EVERY single one of a 28-year-old woman’s anecdotes centre on ardent men, jealous women or the sadness of only being appreciated for her stunning looks. 

Sophie Rodriguez also has insights to share about the problems of being too wanted, how embarrassing it is receiving free champagne in bars and multiple stories about celebrities trying to pick her up.

She said: “My experiences are relatable. For example there’s the one about men being pests because I can’t go to a bar without being chatted up by a model and three hedge fund managers.

“And who doesn’t have to turn off notifications whenever they post a bikini shot on Insta because they get so many comments it drains their phone battery? Am I right, girls?

“I’ve got ones about how exhausting it is dating every night, about being completely inappropriately hit up by a modelling agency when I’m putting petrol in the car wearing a puffer coat, and a sexist taxi driver who let me off the fare because ‘you so beautiful’.

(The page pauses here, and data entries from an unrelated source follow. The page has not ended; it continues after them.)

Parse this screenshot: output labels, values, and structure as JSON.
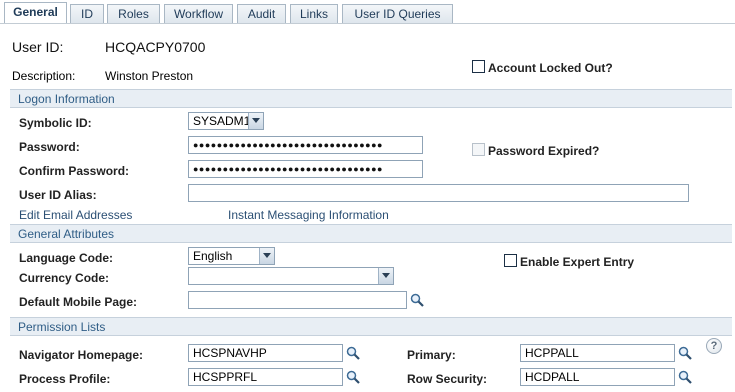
{
  "tabs": [
    {
      "label": "General",
      "active": true
    },
    {
      "label": "ID"
    },
    {
      "label": "Roles"
    },
    {
      "label": "Workflow"
    },
    {
      "label": "Audit"
    },
    {
      "label": "Links"
    },
    {
      "label": "User ID Queries"
    }
  ],
  "header": {
    "user_id_label": "User ID:",
    "user_id_value": "HCQACPY0700",
    "description_label": "Description:",
    "description_value": "Winston Preston",
    "account_locked_label": "Account Locked Out?"
  },
  "logon": {
    "section_title": "Logon Information",
    "symbolic_id_label": "Symbolic ID:",
    "symbolic_id_value": "SYSADM1",
    "password_label": "Password:",
    "password_value": "●●●●●●●●●●●●●●●●●●●●●●●●●●●●●●●●",
    "confirm_password_label": "Confirm Password:",
    "confirm_password_value": "●●●●●●●●●●●●●●●●●●●●●●●●●●●●●●●●",
    "password_expired_label": "Password Expired?",
    "alias_label": "User ID Alias:",
    "alias_value": "",
    "edit_email_link": "Edit Email Addresses",
    "instant_messaging_link": "Instant Messaging Information"
  },
  "general": {
    "section_title": "General Attributes",
    "language_label": "Language Code:",
    "language_value": "English",
    "currency_label": "Currency Code:",
    "currency_value": "",
    "expert_entry_label": "Enable Expert Entry",
    "mobile_label": "Default Mobile Page:",
    "mobile_value": ""
  },
  "permissions": {
    "section_title": "Permission Lists",
    "nav_home_label": "Navigator Homepage:",
    "nav_home_value": "HCSPNAVHP",
    "process_label": "Process Profile:",
    "process_value": "HCSPPRFL",
    "primary_label": "Primary:",
    "primary_value": "HCPPALL",
    "row_security_label": "Row Security:",
    "row_security_value": "HCDPALL",
    "help_glyph": "?"
  }
}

“Most recently I lost my good friend Tom because his new girlfriend said I was ‘irritating’, ‘self-obsessed’ and ‘deliberately flirting with him because of her’. So that’s an interesting story about women being insecure in their own skins that doesn’t centre on me at all.”

Colleague Julian Cook said: “I love Sophie’s anecdotes. No idea what they’re about, but you can stare at her while she tells them.”